• Tidak ada hasil yang ditemukan

Dalam catatan perjalanannya, para PKL tak lepas dari tarik ulur berbagai jenis kebijakan dari Pemerintah daerah. Sebagai warga negara, sama dengan warga lainnya, para PKL juga memiliki hak-hak asasi yang melekat pada dirinya. Penataan kota semestinya tidak boleh mengabaikan hak-hak asasi warga negara. Beberapa hak yang harus dijamin perlindungan dan pemenuhannya oleh negara, di antaranya:

1. Hak atas Pekerjaan

Secara konseptual, hak atas pekerjaan yang merupakan bagian dari hak ekonomi, sosial dan budaya adalah hak tiap warga negara untuk dapat mencari nafkah melakui pekerjaannya yang dipilih atau diterima secara bebas.

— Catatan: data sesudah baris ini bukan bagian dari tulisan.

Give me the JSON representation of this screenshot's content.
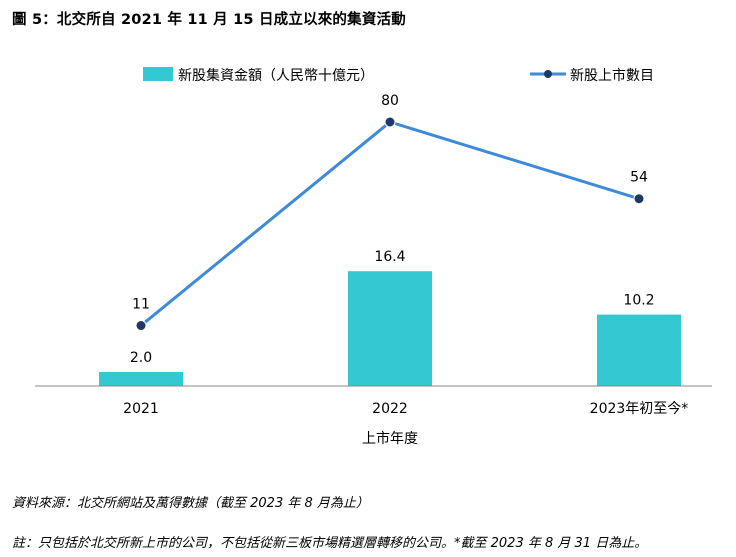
{
  "chart_data": {
    "type": "bar+line",
    "title": "圖 5：北交所自 2021 年 11 月 15 日成立以來的集資活動",
    "categories": [
      "2021",
      "2022",
      "2023年初至今*"
    ],
    "xlabel": "上市年度",
    "series": [
      {
        "name": "新股集資金額（人民幣十億元）",
        "type": "bar",
        "color": "#33C8D2",
        "values": [
          2.0,
          16.4,
          10.2
        ],
        "labels": [
          "2.0",
          "16.4",
          "10.2"
        ]
      },
      {
        "name": "新股上市數目",
        "type": "line",
        "color": "#3E8AD8",
        "marker_color": "#1F3A66",
        "values": [
          11,
          80,
          54
        ],
        "labels": [
          "11",
          "80",
          "54"
        ]
      }
    ],
    "legend_position": "top",
    "grid": false
  },
  "source": "資料來源：北交所網站及萬得數據（截至 2023 年 8 月為止）",
  "footnote": "註：只包括於北交所新上市的公司，不包括從新三板市場精選層轉移的公司。*截至 2023 年 8 月 31 日為止。"
}
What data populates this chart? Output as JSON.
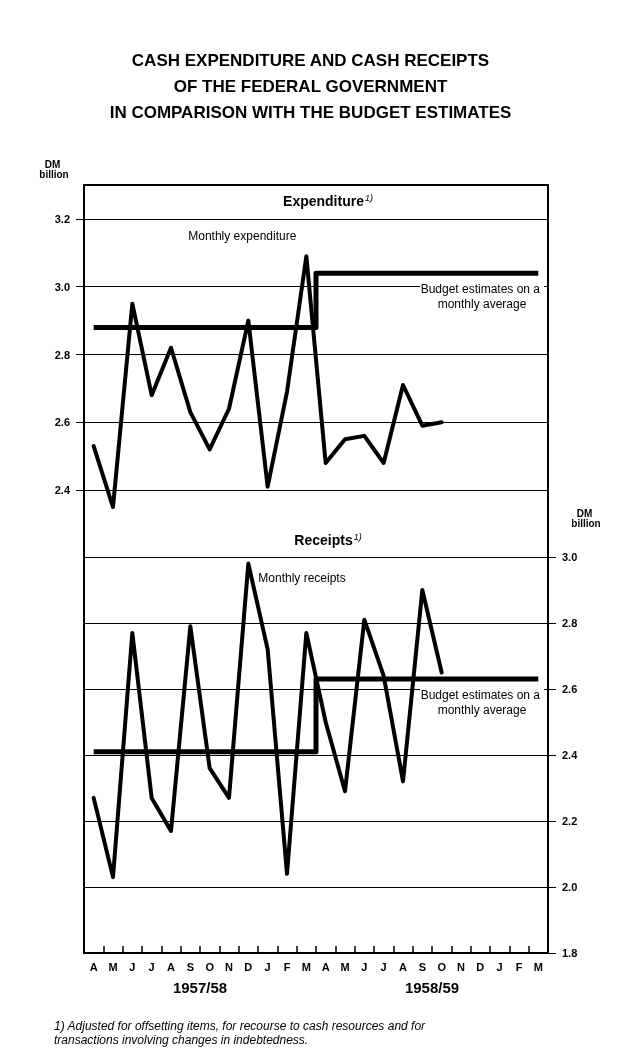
{
  "chart_data": [
    {
      "type": "line",
      "title": "CASH EXPENDITURE AND CASH RECEIPTS\nOF THE FEDERAL GOVERNMENT\nIN COMPARISON WITH THE BUDGET ESTIMATES",
      "ylabel": "DM billion",
      "categories": [
        "A",
        "M",
        "J",
        "J",
        "A",
        "S",
        "O",
        "N",
        "D",
        "J",
        "F",
        "M",
        "A",
        "M",
        "J",
        "J",
        "A",
        "S",
        "O",
        "N",
        "D",
        "J",
        "F",
        "M"
      ],
      "series": [
        {
          "name": "Monthly expenditure",
          "color": "#000000",
          "values": [
            2.53,
            2.35,
            2.95,
            2.68,
            2.82,
            2.63,
            2.52,
            2.64,
            2.9,
            2.41,
            2.69,
            3.09,
            2.48,
            2.55,
            2.56,
            2.48,
            2.71,
            2.59,
            2.6,
            null,
            null,
            null,
            null,
            null
          ]
        },
        {
          "name": "Budget estimates on a monthly average",
          "type": "step",
          "color": "#000000",
          "values": [
            2.88,
            2.88,
            2.88,
            2.88,
            2.88,
            2.88,
            2.88,
            2.88,
            2.88,
            2.88,
            2.88,
            2.88,
            3.04,
            3.04,
            3.04,
            3.04,
            3.04,
            3.04,
            3.04,
            3.04,
            3.04,
            3.04,
            3.04,
            3.04
          ]
        }
      ],
      "ylim": [
        2.3,
        3.3
      ],
      "yticks": [
        2.4,
        2.6,
        2.8,
        {
          "value": 3.0,
          "label": "3.0"
        },
        3.2
      ],
      "grid": "y",
      "tick_labels": "y",
      "annotations": [
        "Expenditure$^{1)}$"
      ]
    },
    {
      "type": "line",
      "y2label": "DM billion",
      "categories": [
        "A",
        "M",
        "J",
        "J",
        "A",
        "S",
        "O",
        "N",
        "D",
        "J",
        "F",
        "M",
        "A",
        "M",
        "J",
        "J",
        "A",
        "S",
        "O",
        "N",
        "D",
        "J",
        "F",
        "M"
      ],
      "series": [
        {
          "name": "Monthly receipts",
          "color": "#000000",
          "axis": "y2",
          "values": [
            2.27,
            2.03,
            2.77,
            2.27,
            2.17,
            2.79,
            2.36,
            2.27,
            2.98,
            2.72,
            2.04,
            2.77,
            2.5,
            2.29,
            2.81,
            2.64,
            2.32,
            2.9,
            2.65,
            null,
            null,
            null,
            null,
            null
          ]
        },
        {
          "name": "Budget estimates on a monthly average",
          "type": "step",
          "color": "#000000",
          "axis": "y2",
          "values": [
            2.41,
            2.41,
            2.41,
            2.41,
            2.41,
            2.41,
            2.41,
            2.41,
            2.41,
            2.41,
            2.41,
            2.41,
            2.63,
            2.63,
            2.63,
            2.63,
            2.63,
            2.63,
            2.63,
            2.63,
            2.63,
            2.63,
            2.63,
            2.63
          ]
        }
      ],
      "y2lim": [
        1.8,
        3.1
      ],
      "y2ticks": [
        1.8,
        {
          "value": 2.0,
          "label": "2.0"
        },
        2.2,
        2.4,
        2.6,
        2.8,
        {
          "value": 3.0,
          "label": "3.0"
        }
      ],
      "grid": "y",
      "annotations": [
        "Receipts$^{1)}$",
        "1957/58",
        "1958/59",
        "1) Adjusted for offsetting items, for recourse to cash resources and for transactions involving changes in indebtedness."
      ]
    }
  ]
}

Hal ini ditegaskan dalam Ketentuan ayat (1) dan ayat (2) pasal Pasal 6

Kovenan Internasional Hak Ekosob, yang isinya:

Ayat (1)

“Negara Pihak dari Kovenan ini mengakui hak atas pekerjaan termasuk hak semua orang atas kesempatan untuk mencari nafkah melalui pekerjaan yang dipilih atau diterimanya secara bebas, dan akan mengambil langkah-langkah yang memadai guna melindungi hak ini.”

Ayat (2);

“Langkah-langkah yang akan diambil oleh Negara Pihak pada Kovenan ini untuk mencapai perwujudan hak ini sepenuhnya, harus meliputi juga bimbingan teknis dan kejuruan serta program-program pelatihan, kebijakan, dan teknik-teknik untuk mencapai perkembangan ekonomi, sosial dan budaya yang mantap serta lapangan kerja yang penuh dan produktif, dengan kondisi yang menjamin kebebasan politik dan ekonomi yang mendasar bagi perorangan.”

Selama ini meskipun tidak secara teoritis mengacu pada standar pemenuhan dan perlindungan hak atas pekerjaan sebagaimana instrumen hak asasi manusia, kedua pemerintah kota (Surakarta dan Yogyakarta) secara parsial menjalankan beberapa ketentuan HAM tersebut. Pemerintah menyadari bahwa menjadi PKL adalah

“pilihan” ketika tidak ada pilihan lain yang lebih baik untuk memperoleh nafkah dalam rangka mempertahankan hidup. Pemerintah menyadari bahwa persoalan PKL adalah persoalan

“perut lapar.” Beberapa kebijakan penataan PKL ditujukan bagi tetap berlangsungnya usaha kaki lima yang digeluti oleh PKL. Beberapa diantara kebijakan pemerintah mengantarkan PKL dari pedagang yang “ilegal”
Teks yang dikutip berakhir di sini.